CVE-2014-8753 Cit-e-Net Multiple XSS (Cross-Site Scripting) Security Vulnerabilities
Exploit Title: Cit-e-Net Multiple XSS (Cross-Site Scripting) Security Vulnerabilities
Vulnerable Versions: Version 6
Tested Version: Version 6
Advisory Publication: Feb 12, 2015
Latest Update: Feb 12, 2015
Vulnerability Type: Cross-Site Scripting [CWE-79]
CVE Reference: CVE-2014-8753
CVSS Severity (version 2.0):
CVSS v2 Base Score: 4.3 (MEDIUM) (AV:N/AC:M/Au:N/C:N/I:P/A:N) (legend)
Impact Subscore: 2.9
Exploitability Subscore: 8.6
Credit: Wang Jing [Mathematics, Nanyang Technological University, Singapore]
(1) Vendor & Product Description:
Product & Version:
Vendor URL & Download:
Cit-e-Net can be downloaded from here,
“We are a premier provider of Internet-based solutions encompassing web site development and modular interactive e-government applications which bring local government, residents and community businesses together.”
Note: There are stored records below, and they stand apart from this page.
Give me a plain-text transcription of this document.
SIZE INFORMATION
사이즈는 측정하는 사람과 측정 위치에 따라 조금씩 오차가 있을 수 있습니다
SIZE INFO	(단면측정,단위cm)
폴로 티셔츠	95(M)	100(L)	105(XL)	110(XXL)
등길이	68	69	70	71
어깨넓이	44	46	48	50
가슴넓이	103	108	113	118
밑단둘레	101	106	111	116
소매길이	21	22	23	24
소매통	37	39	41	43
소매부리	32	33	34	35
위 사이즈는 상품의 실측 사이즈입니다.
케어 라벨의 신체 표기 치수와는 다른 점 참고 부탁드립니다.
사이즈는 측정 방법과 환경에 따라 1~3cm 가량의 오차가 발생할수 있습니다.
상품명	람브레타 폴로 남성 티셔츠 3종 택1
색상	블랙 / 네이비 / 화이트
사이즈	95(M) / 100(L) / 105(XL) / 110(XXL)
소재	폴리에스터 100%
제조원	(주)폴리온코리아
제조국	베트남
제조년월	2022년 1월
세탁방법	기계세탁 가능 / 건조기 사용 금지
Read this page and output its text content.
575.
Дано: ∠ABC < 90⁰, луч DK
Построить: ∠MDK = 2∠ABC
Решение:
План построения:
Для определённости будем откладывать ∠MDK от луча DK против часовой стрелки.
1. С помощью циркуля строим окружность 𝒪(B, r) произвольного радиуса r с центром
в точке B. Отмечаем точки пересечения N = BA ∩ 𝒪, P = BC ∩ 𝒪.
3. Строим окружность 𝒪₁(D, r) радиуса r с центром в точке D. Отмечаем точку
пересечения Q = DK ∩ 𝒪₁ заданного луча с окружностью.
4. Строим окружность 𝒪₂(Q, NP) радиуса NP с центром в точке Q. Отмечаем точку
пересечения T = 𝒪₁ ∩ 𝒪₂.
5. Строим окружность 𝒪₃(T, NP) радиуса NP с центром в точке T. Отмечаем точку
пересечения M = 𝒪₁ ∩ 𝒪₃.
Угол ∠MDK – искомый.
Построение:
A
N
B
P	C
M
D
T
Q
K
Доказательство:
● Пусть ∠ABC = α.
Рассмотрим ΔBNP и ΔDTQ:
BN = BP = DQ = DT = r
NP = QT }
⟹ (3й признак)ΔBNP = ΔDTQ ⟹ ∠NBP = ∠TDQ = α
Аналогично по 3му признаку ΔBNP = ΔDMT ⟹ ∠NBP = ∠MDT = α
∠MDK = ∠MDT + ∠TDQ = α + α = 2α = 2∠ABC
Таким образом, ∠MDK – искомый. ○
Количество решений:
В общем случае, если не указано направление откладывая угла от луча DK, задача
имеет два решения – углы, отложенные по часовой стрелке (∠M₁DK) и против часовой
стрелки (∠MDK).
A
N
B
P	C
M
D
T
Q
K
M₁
“Cit-e-Net provides a suite of on-line interactive services to counties, municipalities, and other government agencies, that they in turn can offer to their constituents. The municipal government achieves a greater degree of efficiency and timeliness in conducting the daily operations of government, while residents receive improved and easier access to city hall through the on-line access to government services.”
(2) Vulnerability Details:
Cit-e-Access has a security problem. It can be exploited by XSS attacks.
(2.1) The first vulnerability occurs at “/eventscalendar/index.cfm?” page with “&DID” parameter in HTTP GET.
(2.2) The second vulnerability occurs at “/search/index.cfm?” page with “&keyword” parameter in HTTP POST.
(2.3) The third vulnerability occurs at “/news/index.cfm” page with “&jump2″ “&DID” parameter in HTTP GET.
(2.4) The fourth vulnerability occurs at “eventscalendar?” page with “&TPID” parameter in HTTP GET.
(2.5) The fifth vulnerability occurs at “/meetings/index.cfm?” page with “&DID” parameter in HTTP GET.
Leave message to vendor. No response.